Website: https://agapelive.com
Address: Saban Theatre, 8484 Wilshire Blvd, Beverly Hills, CA 90211
13. Jerome Mercier’s Class at Power Yoga East, Santa Monica
Jerome Mercier’s class at Power Yoga East feels like practicing yoga with the Buddha. I’ve been practicing with Jerome for more than 15 years and I learn something new every day. His sequences are intelligent and challenging without being performative — this is not about acrobatics, it’s about sincerity — and the room takes on that rare quality of shared peace as we quietly countenance our own minds and the afflictions brought on my overstimulation. You return to the hustle of contemporary life lighter, clearer, calmer and somehow more available for authentic connection with whoever you meet next.

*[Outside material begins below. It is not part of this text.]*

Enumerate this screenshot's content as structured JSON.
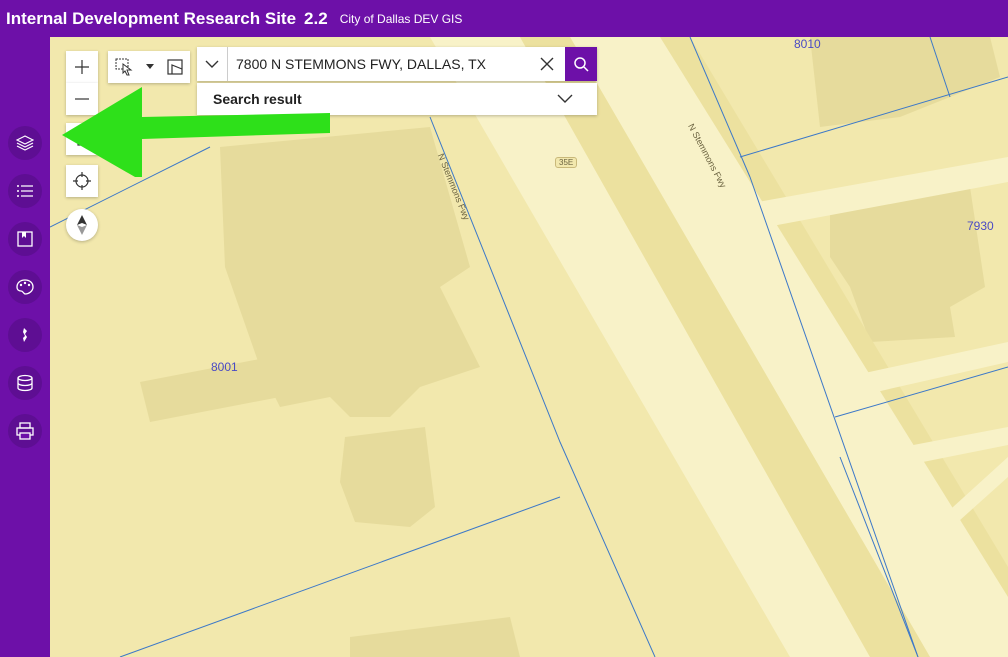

Website: https://www.poweryogaeast.com
Address: 522 Santa Monica Blvd (upstairs), Santa Monica, CA 90401
14. Sara Niemietz at Vibrato Grill Jazz
Catching Sara Niemietz at Herb Alpert’s Vibrato Grill Jazz feels like walking into a film scene where the band is locked in, the room glows soft gold, and every eclectic arrangement was written just for you. Whenever I’m at Vibrato I feel like I’m time-traveling to see Duke Ellington or Glen Miller in one of those iconic New York ballrooms that my parents and grandparents spoke about when I was a kid. Stellar food and a friendly staff make for an amazing evening.

Website: https://www.vibratogrilljazz.com
Address: Vibrato Grill Jazz, 2930 N Beverly Glen Cir, Los Angeles, CA 90077
15. Milo & Olive via Too Good To Go
Snagging a Too Good To Go bag from Milo & Olive is my guilty pleasure: a surprise box of the most exquisite croissants, tarts, and cakes that were too beautiful to toss, now yours for the price of an Americano. Swing by one of LA’s best restaurants at 9:30pm and walk out with an eco‑friendly treasure chest of leftover desserts that taste anything but leftover. It’s an easy, joyful ritual that reduces waste, supports a neighborhood spot, and fills your belly with love.